High Dimensional Quadratic Discriminant Analysis: Optimality and Phase Transitions

Consider a two-class classification problem where we observe samples $(X_i, Y_i)$ for i = 1, ..., n, $X_i \in R^p$ and $Y_i$ in {0, 1}. Given $Y_i = k$, $X_i$ is assumed to follow a multivariate normal distribution with mean $\mu_k \in R^k$ and covariance matrix $\Sigma_k$, k=0,1. Supposing a new sample X from the same mixture is observed, our goal is to estimate its class label Y. Such a high-dimensional classification problem has been studied thoroughly when Sigma_0 = Sigma_1. However, the discussions over the case $\Sigma_0 \neq \Sigma_1$ are much less over the years. This paper presents the quadratic discriminant analysis (QDA) for the weak signals (QDAw) algorithm, and the QDA with feature selection (QDAfs) algorithm.
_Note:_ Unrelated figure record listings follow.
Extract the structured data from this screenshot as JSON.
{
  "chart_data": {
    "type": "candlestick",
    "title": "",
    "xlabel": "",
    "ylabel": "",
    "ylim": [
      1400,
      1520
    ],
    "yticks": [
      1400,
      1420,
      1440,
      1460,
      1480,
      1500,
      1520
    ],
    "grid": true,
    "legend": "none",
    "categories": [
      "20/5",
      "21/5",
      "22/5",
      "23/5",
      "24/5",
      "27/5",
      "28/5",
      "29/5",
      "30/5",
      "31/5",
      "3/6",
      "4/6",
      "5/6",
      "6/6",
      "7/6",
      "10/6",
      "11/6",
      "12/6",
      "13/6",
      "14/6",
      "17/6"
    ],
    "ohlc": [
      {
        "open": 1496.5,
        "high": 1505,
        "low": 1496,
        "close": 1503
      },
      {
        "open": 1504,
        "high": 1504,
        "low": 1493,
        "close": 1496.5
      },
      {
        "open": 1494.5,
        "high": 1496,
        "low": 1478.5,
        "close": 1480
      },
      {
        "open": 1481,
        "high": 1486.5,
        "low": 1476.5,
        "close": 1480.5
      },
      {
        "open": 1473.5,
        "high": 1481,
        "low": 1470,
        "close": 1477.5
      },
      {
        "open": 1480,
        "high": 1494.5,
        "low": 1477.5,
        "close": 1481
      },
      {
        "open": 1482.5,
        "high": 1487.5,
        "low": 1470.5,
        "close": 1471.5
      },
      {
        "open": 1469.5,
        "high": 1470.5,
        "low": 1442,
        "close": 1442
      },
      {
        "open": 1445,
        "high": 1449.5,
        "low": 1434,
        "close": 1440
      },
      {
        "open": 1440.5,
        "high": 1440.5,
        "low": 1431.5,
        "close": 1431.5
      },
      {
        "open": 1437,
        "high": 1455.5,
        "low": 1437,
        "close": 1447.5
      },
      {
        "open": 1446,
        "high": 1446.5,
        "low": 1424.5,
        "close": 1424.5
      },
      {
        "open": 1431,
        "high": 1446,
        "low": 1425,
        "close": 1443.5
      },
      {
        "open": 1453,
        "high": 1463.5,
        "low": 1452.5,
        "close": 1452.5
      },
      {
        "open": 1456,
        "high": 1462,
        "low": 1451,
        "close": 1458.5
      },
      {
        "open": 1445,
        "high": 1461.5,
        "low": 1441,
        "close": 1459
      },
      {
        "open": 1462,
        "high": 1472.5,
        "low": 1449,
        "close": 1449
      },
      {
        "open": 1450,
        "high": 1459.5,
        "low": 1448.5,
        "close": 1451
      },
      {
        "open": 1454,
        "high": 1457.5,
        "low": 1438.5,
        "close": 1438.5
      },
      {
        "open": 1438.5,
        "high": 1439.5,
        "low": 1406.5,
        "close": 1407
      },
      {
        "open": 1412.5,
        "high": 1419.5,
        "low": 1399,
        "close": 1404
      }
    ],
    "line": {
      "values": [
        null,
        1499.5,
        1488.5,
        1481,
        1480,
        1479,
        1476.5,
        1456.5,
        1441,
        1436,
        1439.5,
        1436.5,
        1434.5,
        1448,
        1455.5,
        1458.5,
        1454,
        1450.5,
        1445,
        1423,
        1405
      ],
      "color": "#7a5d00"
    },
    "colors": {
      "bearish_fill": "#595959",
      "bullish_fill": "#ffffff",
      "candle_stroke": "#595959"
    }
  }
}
QDAfs applies Partial Correlation Screening to estimate $\hat{\Omega}_0$ and $\hat{\Omega}_1$, and then applies a hard-thresholding on the diagonals of $\hat{\Omega}_0 - \hat\Omega_1$. QDAfs further includes the linear term $d^T X$, where d is achieved by a hard-thresholding on $\hat{\Omega}_1\hat{\mu}_1 - \hat{\Omega}_0\hat{\mu}_0$. We further propose the rare and weak model to model the signals in $\Omega_0 - \Omega_1$ and $\mu_0 - \mu_1$. Based on the signal weakness and sparsity in $\mu_0 - \mu_1$, we propose two ways to estimate labels: 1) QDAw for weak but dense signals; 2) QDAfs for relatively strong but sparse signals. We figure out the classification boundary on the 4-dim parameter space: 1) Region of possibility, where either QDAw or QDAfs will achieve a mis-classification error rate of 0; 2) Region of impossibility, where all classifiers will have a constant error rate. The numerical results from real datasets support our theories and demonstrate the necessity and superiority of using QDA over LDA for classification.